At first, this increased clarity of communication across the board. Common misunderstandings decreased substantially, irritation over the intricacies of interjections and prepositions melted away, and overall both sides of written communication became that much smoother. Their, they’re and there – for a while, it was a solved problem.

But then

A few years later, a backlash emerged. Books, blog posts and other pieces of writing all started to blend together into a universal soup of common language. It was subtle at first, but when a prominent social media icon pointed out that a heartfelt recollection of young love lost read exactly the same as a summary of the fluctuations of the stock markets, it became clear as day. The algorithm did enhance legibility, but it was only ever an algorithm.

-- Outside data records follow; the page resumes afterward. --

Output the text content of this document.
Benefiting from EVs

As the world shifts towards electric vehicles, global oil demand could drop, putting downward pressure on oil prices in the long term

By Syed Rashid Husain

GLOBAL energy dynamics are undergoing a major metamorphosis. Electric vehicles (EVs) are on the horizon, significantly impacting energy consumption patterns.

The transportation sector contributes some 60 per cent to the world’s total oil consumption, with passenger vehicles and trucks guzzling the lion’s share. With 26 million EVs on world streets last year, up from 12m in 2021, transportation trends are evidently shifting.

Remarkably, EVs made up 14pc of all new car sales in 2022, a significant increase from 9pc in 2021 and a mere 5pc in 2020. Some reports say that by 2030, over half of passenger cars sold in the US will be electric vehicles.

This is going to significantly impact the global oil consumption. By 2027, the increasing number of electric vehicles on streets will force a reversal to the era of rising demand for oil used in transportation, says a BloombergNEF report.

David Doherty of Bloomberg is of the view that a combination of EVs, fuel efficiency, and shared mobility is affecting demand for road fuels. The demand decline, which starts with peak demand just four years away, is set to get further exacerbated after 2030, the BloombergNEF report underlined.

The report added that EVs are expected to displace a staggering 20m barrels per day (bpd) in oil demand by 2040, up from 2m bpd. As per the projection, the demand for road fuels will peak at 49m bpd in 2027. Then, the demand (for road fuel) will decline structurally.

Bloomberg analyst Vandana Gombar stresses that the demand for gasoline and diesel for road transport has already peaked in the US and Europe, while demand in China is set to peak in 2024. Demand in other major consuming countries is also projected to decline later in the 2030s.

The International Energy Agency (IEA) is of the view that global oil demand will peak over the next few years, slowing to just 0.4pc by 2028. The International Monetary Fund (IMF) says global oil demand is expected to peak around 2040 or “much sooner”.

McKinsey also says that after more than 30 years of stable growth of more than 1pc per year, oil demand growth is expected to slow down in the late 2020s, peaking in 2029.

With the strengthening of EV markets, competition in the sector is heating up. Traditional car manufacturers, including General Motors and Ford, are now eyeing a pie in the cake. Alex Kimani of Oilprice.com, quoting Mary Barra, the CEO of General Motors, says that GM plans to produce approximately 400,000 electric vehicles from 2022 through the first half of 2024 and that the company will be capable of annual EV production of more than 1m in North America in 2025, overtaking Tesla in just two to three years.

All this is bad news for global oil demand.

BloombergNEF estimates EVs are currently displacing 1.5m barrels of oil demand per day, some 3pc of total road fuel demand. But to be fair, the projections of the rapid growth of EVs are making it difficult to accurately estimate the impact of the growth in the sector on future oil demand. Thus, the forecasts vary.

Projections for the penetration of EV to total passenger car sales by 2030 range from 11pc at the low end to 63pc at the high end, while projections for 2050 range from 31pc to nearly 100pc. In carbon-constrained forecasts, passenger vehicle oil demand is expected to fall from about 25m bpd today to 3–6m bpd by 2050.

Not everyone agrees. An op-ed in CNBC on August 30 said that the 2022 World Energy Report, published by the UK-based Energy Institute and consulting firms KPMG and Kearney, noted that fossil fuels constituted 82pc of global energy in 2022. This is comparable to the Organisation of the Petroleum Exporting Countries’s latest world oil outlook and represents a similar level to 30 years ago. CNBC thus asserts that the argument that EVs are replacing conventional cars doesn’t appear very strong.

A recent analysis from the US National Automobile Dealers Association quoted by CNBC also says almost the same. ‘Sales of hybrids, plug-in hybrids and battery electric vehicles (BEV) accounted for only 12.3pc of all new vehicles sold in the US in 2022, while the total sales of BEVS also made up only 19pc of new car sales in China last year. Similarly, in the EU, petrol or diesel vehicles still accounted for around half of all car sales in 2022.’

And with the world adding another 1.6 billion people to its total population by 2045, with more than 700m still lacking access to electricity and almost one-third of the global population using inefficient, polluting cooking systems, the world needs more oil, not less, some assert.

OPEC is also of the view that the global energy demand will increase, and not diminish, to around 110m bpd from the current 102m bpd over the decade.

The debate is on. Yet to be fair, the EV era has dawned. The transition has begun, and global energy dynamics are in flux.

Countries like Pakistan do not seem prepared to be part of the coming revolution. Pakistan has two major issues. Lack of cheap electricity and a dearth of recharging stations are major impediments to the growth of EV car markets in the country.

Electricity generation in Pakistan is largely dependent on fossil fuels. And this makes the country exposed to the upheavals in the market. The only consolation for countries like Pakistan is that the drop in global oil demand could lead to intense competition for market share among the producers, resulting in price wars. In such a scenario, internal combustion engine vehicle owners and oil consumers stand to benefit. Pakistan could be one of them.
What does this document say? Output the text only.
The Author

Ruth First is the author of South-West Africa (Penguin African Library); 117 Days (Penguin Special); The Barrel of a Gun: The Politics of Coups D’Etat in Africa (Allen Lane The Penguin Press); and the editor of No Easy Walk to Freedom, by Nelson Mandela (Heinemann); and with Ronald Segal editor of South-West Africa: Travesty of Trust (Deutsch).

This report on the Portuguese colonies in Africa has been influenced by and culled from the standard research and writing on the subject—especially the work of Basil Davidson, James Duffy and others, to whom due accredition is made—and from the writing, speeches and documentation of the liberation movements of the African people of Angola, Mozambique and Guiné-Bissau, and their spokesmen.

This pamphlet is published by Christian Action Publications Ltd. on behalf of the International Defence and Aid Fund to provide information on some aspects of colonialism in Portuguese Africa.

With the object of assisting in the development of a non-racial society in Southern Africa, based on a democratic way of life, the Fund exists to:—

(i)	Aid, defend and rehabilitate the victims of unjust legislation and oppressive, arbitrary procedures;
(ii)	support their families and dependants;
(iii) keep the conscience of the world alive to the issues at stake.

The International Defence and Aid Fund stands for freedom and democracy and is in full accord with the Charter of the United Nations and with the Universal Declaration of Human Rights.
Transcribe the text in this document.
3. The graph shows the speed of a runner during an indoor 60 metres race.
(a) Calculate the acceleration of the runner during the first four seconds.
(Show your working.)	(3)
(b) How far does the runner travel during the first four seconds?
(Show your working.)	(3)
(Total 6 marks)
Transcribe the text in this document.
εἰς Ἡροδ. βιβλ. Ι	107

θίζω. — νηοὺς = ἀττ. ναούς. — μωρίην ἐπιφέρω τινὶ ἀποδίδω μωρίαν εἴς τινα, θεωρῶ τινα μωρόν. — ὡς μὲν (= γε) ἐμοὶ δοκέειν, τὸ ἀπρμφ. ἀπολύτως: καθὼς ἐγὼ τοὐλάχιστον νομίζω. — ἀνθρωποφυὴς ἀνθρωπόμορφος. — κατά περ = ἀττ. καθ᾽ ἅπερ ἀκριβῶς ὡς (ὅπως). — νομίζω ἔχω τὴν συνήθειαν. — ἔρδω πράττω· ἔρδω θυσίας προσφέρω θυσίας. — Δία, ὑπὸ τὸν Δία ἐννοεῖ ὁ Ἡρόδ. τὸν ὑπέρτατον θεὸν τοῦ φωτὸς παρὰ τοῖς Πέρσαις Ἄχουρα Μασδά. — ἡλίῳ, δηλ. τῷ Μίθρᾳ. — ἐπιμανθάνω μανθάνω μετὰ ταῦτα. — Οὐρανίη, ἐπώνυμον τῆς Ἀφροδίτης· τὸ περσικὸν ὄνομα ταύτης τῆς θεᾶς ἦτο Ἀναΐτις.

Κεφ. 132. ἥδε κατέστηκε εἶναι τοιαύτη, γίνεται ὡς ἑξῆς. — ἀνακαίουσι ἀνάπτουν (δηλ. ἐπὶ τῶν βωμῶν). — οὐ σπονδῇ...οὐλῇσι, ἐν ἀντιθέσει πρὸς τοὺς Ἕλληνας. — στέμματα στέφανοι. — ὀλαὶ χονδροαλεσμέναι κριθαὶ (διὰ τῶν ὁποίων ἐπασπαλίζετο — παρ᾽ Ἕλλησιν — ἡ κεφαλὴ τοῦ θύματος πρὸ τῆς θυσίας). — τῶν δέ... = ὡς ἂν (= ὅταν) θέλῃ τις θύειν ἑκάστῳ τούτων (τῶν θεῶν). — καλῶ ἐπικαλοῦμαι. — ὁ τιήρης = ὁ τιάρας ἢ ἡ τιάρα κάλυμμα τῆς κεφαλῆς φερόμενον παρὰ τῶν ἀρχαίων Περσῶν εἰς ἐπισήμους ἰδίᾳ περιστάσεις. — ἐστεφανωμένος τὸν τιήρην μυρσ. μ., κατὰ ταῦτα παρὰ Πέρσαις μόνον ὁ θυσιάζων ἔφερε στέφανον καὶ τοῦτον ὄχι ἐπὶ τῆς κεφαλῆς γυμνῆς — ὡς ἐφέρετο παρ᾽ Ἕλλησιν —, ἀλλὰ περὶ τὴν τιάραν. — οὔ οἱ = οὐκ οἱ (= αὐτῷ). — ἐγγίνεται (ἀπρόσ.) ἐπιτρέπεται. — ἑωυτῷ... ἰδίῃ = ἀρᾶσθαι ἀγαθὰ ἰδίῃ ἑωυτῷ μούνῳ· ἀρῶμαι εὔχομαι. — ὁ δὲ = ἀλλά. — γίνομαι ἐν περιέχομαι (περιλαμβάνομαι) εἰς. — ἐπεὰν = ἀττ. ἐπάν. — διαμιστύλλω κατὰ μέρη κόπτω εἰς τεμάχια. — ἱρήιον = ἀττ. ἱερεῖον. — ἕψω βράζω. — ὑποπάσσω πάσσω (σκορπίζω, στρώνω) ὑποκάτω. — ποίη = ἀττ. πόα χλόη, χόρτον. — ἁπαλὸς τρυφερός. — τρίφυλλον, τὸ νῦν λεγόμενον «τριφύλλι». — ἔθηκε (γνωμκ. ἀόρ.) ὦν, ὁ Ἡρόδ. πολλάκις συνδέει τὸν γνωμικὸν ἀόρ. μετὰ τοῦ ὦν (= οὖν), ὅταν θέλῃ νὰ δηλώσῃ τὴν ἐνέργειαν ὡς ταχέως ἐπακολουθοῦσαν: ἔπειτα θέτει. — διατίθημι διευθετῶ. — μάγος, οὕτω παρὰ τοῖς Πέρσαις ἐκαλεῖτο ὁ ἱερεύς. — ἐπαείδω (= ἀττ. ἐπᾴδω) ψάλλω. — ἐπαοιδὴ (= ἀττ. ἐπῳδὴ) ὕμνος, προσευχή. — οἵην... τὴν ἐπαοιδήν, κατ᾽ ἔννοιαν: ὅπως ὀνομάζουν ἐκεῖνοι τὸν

Needless to say, writers who wrote imperfect prose rose in popularity during this period. In response to this, companies providing proofreading software began to introduce small flaws in their programming, subtle enough not to be noticeable in short pieces of text, but sufficient to differentiate longer works from each other. This dynamic kept up for quite some time, with readers becoming ever more adept at pattern recognition and the programs becoming ever more subtle in their introduction of errors. Readers and writing tools, locked in an ever escalating arms race. In the end, it turned out that the quality of writing generally improved from not using any such proofreading software whatsoever.

Out of the algorithmically imposed lingua franca came a resurgence of antediluvian atavisms, such as unrelenting human editors who simply would not accept you doing less than you were capable of. Humanity, battle-scarred and not quite certain about what language even is any more, resignedly accepted this return of the once dreaded red pens.